Integral Calculus> Please answer this question:: (e^x +1)ydy...

Please answer this question::
(e^x +1)ydy - (y2+1)e^xdx = 0
Given x=0 y=0

Aniket debnath , 7 Years ago

Grade 11

4 Answers

Arun

Dear student

It can be written as

y dy/(y^2 +1) = e^x dx /(e^x + 1)

Now I think you can do.

If you find any difficulty, please feel free to ask me again.

Last Activity: 7 Years ago

Aniket debnath

Please sir do the full solution

I have done 70% of the problem but can't go further please help.......

Last Activity: 7 Years ago

Samyak Jain

(e^x + 1)ydy – (y² + 1)e^xdx = 0

$\Rightarrow$ ydy/(y² + 1) = e^x dx /(e^x + 1)

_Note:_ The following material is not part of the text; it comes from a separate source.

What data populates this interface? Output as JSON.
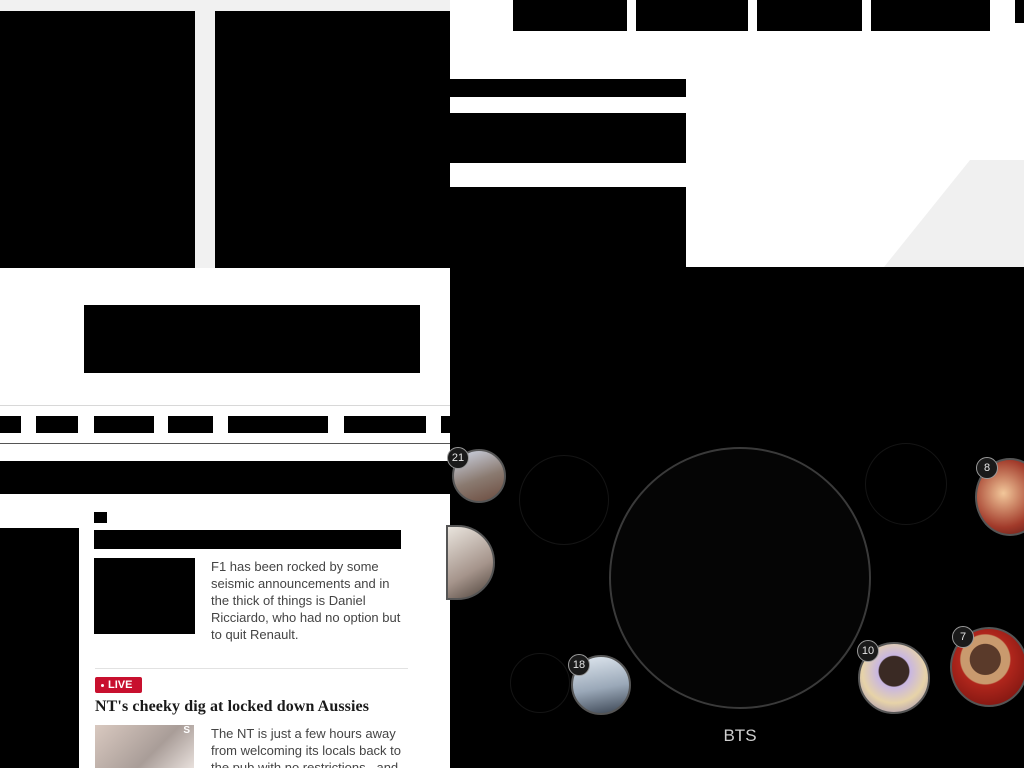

2ydy/(y² + 1) = 2e^x dx /(e^x + 1)

Now if y² + 1 = t, then differentiating both sides we get 2ydy = dt

and similarly e^x + 1 = u, then e^x dx = du

$\therefore$ dt / t = 2 du / u . Integratin both sides, we get

ln(t) = 2 ln(u) + lnc , where I’ve taken lnc as constant of integration and ln(t) means log_e(t).

ln(t) – 2 ln(u) = lnc i.e. ln(t) – ln(u)² = lnc or ln(t/u²) = lnc

$\Rightarrow$ t/u² = c [using rules of logarithm]

Substitute t as y² + 1 and u as e^x + 1 to get

(y² + 1)/(e^x + 1)² = c [You can rearrange the result to get the desired answer.]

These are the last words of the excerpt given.